刚做完那种工作,哪还有胃口吃东西,我便将自己的那份果子全给了阿平。阿九坐在摇篮里锲而不舍地往外爬,但身上绑着绳子,绳子的另一头拴在摇篮里,一直爬不出来。
今日母亲在饭桌上提到村里像阿九这个年纪的孩子已经会走路了,阿九至今走不好,应该多教教他。我说:“待会我们教阿九学走路吧”。
阿东说:“还没给兕洗好澡呢。”
“没关系,泥还有段时间干,等的这段时间正好来教阿九走路。”其实我还有一个目的,想拖一拖给兕洗澡的事,反正能越晚碰那些泥巴越好。
“行”,阿东吃完手中的果子,打算去给阿九松绳子。
我说:“你继续吃,我来把阿九放出来。不用吃太急,我先教他走一段。”
我抓着阿九的双手,引导他用双脚走路。阿九颤颤巍巍地费了老大的劲才勉强迈出一小步。阿九似乎失去了耐性,不想再走,想使劲甩掉我的手,又甩不掉,眼见着就要哭起来。
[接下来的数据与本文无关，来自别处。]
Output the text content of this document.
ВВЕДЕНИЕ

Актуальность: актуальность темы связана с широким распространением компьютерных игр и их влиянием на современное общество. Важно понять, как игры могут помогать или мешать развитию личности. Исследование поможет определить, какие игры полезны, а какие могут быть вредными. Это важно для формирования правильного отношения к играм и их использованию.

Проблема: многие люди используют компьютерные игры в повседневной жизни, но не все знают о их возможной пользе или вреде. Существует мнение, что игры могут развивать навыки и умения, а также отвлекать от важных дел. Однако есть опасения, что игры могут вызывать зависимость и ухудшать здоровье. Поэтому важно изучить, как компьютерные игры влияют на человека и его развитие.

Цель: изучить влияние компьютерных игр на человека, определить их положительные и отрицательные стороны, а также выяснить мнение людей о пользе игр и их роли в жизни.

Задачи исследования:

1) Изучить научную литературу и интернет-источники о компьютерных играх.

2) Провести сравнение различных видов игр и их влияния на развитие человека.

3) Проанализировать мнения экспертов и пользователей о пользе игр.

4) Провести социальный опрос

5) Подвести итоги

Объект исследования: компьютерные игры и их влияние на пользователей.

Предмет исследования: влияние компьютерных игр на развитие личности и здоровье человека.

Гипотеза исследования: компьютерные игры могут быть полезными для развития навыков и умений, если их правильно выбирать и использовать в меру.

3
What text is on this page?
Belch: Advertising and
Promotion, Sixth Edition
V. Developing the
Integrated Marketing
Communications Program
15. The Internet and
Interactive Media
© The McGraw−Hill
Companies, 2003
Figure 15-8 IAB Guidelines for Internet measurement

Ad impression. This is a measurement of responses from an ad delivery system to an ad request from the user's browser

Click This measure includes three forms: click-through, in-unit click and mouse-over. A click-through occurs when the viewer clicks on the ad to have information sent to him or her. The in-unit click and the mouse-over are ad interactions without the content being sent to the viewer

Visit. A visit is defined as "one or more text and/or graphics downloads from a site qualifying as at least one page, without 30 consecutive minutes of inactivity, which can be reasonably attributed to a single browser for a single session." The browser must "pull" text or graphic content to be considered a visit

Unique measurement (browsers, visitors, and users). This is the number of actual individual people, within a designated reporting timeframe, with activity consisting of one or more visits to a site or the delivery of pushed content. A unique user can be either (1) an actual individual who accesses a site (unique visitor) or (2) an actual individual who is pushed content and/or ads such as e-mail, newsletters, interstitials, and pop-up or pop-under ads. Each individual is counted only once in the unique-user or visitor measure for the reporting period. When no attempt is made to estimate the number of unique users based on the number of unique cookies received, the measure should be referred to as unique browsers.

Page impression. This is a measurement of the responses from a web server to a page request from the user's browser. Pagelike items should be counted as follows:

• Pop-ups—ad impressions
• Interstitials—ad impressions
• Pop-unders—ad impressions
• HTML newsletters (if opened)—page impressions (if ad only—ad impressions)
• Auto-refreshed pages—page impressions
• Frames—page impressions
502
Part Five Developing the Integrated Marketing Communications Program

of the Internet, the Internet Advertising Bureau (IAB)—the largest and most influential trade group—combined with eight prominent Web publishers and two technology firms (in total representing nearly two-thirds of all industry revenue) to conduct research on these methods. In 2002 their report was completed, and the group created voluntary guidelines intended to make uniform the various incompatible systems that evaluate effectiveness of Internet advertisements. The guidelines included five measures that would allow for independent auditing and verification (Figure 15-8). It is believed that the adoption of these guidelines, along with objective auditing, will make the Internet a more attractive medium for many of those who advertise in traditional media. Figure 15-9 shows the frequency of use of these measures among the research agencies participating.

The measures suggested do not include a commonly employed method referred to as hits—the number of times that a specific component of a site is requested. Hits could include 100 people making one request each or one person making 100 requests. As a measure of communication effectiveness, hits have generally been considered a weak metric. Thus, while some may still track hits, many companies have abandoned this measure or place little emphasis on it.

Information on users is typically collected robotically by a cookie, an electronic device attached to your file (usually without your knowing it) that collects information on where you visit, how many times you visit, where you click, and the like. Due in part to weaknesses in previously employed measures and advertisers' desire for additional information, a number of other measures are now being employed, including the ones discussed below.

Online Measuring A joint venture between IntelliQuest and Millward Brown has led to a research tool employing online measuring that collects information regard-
阿九不哭的时候安安静静,一旦哭起来便是惊天动地。我赶忙松开手,由于速度太快,阿九还没反应过来,一个没站稳,摔在了地上。
我立马蹲下抱起,准备迎接惊天动地的嚎哭。谁知阿九竟咯咯地笑起来,我心里想莫不是个傻子。
天渐渐暗了下来,空气中透出股凉意,似乎真要下雨。大姐来到后院,打算收起晒在外面的衣服,“要下雨了,你们的衣服得赶紧收到屋里去。”
“已经收好了”,阿东抬起头,一边吃着果子,一边望着天上的乌云。
没过一会,屋顶传来“霹雳啪嗒”的声音,我转头一看,阿东已经不在房檐下,阿平也不在,廊檐下只有一块吃到一半的果子。
“大姐,帮忙照看下阿九”,我将阿九快速放回摇篮里,就去屋里拿伞,走到门前,那把阿东随身带在身边的大伞已经不见了。我随手拿起一把伞赶到村口。
小小的雪粒子砸得伞面啪嗒作响。来到村口,眼前的画面不禁让我想起初次见到他们的场面,小小的身影站在硕大的伞面下,双手紧紧地抓着与其手臂同粗的伞柄,兴许是因为抓的太久,又或是这把大伞对于他来讲太重,紧握的双手有些微微颤动。阿平双手抓着阿东的衣角,同他一起隐没在大伞下,朝着村口的方向一动不动。
雪粒子只下了一小会就停了。
“回去吧”,我对阿东说道,“刚刚下的是雪粒子。”
阿东说:“是雨吧。”
“雪粒子虽是天上的水凝固而来的,实际上……”,我想说不是,但又不想让他们太失望,“说是雨,也可以。”
“阿无会回来吗?”
这是阿东第一次坦白地表达心中焦虑,倒让我不知该如何回答,“实际刚才算不上下雨,修士说过会回来,修士不像是不遵守承诺的人。”
“我带着妹妹在并州流浪的时候,也听过许多承诺,可没有实现的”。
“东,回去了”,痴伯在身后喊道。
我陪阿东在村口站了许久,不知痴伯何时过来的。转过来一看,不仅有痴伯,“阿九学会走路了?”
“嗯,在你们走后”,痴伯淡淡地说道,“修士来信了。”
当一件你原本讨厌的事情夹杂了期待的东西,也能变得不那么讨厌。之后几个月,村里下过好几次雨,每次我都陪阿东在村口等上一会。将近过了小半年,修士终于回来,在村旁的无名山上建起几间屋舍,在此开山立派,并取名无常门。
无常门挂牌的那天下着大雨,大家围在空舍外等待见证无常门正式挂牌的激动时刻,大雨浇透了地面,地上依旧又湿又脏,但我不知从何时起已然觉得雨日其实也不是那么糟糕。